Симптомы закупорки сосуда:

  1. Нарушения психики и сознания, дезориентация.
  2. Обмороки и потеря сознания.
  3. Быстрая утомляемость и резко наступающая общая слабость, повышенная сонливость.
  4. Повышение температуры тела, зачастую отличающееся лихорадкой.
  5. Бледность кожи.
  6. Судороги и эпилептические приступы.
  7. Учащенное сердцебиение и внезапная сердечная аритмия.
  8. Чувство страха и повышенной тревоги.
  9. Менингеальные симптомы: Брудзинского, Кернига, и ригидность мышц затылка.
  10. Ухудшение зрения.
  11. При поражении любой височной доли наблюдается оглушенность.
  12. Если очагом поражения стала одна из лобных долей, нарушается речь.
  13. Изменение кровяного давления: повышение — при артериальной эмболии, снижение — при венозной.

Все эти симптомы обычно не возникают одновременно, а делятся соответственно трем стадиям развития болезни.

Для первой стадии характерны симптомы повышенной утомляемости, раздражительности, снижение концентрации внимания, появление головных болей. Казалось бы, ничего особенного. Но уже эти проявления должны настораживать.

Во второй стадии признаки постепенно усиливаются. Нарушается сон (бессонница), появляется шум в ушах, ухудшается память. Головные боли переходят в длительные и изнуряющие мигрени. Появляются обмороки. Появляются нарушения в работе опорно-двигательного аппарата. Возможны нарушения зрения, ложные позывы к мочеиспусканию и снижение чувствительности конечностей.

Третья стадия по симптоматике не вызывает сомнений: выраженная заторможенность умственных процессов, нарушение координации в движениях, трудность передвижения. Возможны бесконтрольные акты дефекации и мочеиспускания. Все остальные симптомы становятся более выраженными. Появляются потери сознания.

Церебральная тромбоэмболия (артериальная), заканчивающаяся инфарктом, чаще возникает у людей с заболеваниями сердечно-сосудистой системы и имеет такую симптоматику:

  • дезориентация, бесконтрольные движения и мимика;
  • нарушение речи или ее отсутствие;
  • снижение болевой чувствительности, возможна полная ее потеря;
  • паралич костей;
  • симптом застойного глазного диска и на стороне поражения расширение зрачка.

Главное, не растеряться. Необходимо запретить больному двигаться. Его необходимо уложить, приподняв подушками плечи и голову. Это увеличит шансы притормозить развитие ишемическому инсульту.

Эмболия головного мозга, как диагноз, должна быть определена специалистом.

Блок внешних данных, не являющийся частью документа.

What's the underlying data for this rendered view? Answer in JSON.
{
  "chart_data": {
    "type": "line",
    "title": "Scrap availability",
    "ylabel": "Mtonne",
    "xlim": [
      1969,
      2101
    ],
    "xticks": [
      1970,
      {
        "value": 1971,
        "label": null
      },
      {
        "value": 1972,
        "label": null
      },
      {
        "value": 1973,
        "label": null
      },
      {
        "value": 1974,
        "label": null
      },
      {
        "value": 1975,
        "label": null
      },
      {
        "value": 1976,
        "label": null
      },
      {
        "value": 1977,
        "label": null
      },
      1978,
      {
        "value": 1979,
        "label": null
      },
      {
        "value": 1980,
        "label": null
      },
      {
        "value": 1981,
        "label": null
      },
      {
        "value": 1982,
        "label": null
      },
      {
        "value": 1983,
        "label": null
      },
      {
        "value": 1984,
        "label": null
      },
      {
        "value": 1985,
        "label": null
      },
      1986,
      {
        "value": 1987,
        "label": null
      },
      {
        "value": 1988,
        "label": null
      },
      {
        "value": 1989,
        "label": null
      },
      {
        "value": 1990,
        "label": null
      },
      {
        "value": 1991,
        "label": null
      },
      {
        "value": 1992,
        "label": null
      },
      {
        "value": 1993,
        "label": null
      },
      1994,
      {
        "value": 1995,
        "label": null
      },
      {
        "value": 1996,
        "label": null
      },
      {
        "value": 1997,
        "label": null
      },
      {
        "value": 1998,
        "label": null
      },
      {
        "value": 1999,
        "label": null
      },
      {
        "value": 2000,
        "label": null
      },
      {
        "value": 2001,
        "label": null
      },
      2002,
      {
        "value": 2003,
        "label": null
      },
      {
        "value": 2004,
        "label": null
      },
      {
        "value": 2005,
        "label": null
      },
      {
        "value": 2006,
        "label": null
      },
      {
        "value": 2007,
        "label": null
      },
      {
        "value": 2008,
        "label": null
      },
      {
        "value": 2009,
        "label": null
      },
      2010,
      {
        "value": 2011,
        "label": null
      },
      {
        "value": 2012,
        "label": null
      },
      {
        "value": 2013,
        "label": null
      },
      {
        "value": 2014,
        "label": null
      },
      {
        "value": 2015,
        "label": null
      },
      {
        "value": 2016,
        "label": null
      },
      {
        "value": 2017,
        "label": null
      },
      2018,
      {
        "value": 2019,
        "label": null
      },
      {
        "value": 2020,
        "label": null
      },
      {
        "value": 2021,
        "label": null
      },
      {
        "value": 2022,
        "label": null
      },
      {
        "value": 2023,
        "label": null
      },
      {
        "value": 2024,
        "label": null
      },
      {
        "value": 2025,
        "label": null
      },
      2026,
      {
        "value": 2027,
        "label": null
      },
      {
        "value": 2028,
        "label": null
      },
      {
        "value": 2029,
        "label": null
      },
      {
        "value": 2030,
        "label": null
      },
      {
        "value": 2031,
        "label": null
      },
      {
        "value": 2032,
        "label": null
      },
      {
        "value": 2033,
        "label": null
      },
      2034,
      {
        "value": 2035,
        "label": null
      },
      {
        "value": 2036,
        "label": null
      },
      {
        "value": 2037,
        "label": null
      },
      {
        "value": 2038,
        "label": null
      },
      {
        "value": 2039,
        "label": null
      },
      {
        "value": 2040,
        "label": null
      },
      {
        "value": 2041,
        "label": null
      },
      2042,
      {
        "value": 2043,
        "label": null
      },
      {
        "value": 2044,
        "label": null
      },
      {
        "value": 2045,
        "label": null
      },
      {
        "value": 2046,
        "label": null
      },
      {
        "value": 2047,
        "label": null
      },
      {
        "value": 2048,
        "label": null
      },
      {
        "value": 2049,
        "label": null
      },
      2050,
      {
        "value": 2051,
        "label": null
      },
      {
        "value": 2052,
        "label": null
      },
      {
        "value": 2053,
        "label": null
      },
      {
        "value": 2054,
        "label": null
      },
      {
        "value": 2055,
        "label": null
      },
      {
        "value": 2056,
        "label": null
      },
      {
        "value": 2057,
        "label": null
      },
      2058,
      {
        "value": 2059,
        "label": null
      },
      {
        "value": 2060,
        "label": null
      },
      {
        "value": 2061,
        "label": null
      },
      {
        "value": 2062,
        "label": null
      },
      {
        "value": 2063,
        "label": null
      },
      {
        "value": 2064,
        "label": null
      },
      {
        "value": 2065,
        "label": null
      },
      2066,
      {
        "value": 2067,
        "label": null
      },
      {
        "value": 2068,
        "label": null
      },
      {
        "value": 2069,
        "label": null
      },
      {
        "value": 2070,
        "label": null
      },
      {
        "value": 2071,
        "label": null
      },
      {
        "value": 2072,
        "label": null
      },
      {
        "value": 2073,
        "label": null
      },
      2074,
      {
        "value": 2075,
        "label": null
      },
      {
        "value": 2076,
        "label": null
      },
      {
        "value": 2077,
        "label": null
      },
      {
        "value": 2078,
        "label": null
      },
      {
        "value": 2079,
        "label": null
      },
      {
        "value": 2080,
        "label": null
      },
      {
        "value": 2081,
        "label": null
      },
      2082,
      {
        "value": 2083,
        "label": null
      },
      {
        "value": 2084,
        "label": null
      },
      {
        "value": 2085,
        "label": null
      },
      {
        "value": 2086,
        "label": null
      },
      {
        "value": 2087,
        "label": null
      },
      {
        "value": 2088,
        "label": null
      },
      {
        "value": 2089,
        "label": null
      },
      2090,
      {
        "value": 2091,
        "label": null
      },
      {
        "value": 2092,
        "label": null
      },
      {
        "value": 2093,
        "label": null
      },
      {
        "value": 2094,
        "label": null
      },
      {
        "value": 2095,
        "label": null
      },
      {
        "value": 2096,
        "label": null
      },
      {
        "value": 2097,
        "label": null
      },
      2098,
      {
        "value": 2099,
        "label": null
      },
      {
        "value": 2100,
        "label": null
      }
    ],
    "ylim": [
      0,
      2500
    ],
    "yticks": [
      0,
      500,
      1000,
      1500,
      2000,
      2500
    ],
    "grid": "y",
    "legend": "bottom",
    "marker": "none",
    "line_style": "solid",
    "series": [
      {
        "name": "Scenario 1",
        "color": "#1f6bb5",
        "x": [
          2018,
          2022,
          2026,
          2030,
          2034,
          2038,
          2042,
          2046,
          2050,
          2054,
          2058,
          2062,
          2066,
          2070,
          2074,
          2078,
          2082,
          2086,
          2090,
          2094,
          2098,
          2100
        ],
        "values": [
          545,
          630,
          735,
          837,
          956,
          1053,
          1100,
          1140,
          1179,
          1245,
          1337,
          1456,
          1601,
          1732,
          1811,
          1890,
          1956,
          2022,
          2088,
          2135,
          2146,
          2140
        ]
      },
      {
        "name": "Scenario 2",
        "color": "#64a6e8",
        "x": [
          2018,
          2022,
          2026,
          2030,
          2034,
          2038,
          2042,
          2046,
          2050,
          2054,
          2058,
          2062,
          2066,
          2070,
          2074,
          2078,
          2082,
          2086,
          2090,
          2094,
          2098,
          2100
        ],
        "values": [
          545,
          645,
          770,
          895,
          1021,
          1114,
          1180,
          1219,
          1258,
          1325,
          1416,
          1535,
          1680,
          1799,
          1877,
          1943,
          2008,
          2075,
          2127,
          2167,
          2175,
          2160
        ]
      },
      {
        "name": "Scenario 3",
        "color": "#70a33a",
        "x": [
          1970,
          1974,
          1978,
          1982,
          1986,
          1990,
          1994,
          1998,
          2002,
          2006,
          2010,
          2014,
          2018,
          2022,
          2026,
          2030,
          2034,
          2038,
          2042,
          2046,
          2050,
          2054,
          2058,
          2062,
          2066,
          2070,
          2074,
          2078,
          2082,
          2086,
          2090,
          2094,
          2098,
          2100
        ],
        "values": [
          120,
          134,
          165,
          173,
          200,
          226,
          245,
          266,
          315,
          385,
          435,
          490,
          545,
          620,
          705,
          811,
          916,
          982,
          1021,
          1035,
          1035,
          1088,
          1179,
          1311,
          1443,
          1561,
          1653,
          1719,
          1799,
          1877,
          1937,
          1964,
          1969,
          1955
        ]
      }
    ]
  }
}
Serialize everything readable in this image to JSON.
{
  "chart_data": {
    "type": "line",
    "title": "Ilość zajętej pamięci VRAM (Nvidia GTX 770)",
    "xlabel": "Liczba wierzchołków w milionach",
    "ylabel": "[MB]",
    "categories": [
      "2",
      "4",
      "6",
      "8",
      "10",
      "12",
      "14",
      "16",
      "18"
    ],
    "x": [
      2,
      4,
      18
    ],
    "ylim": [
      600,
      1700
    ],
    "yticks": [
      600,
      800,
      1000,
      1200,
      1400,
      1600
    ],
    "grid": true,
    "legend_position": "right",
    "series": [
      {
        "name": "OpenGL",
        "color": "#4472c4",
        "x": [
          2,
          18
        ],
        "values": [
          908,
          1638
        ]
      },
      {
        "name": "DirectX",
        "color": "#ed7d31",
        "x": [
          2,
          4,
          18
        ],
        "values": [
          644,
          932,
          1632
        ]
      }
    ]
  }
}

Необходимо срочно вызвать врача, который опровергнет или подтвердит ваши подозрения и назначит лечение, принимая во внимание состояние больного с учетом его индивидуальных особенностей.

Но нужно понимать, что эмболия сосудов головного мозга возникает на фоне уже имеющихся патологических внутренних изменений. Куда проще и, безусловно, дешевле ее предотвратить. Существует масса профилактических мероприятий для предупреждения разных осложнений. И церебральная эмболия не исключение.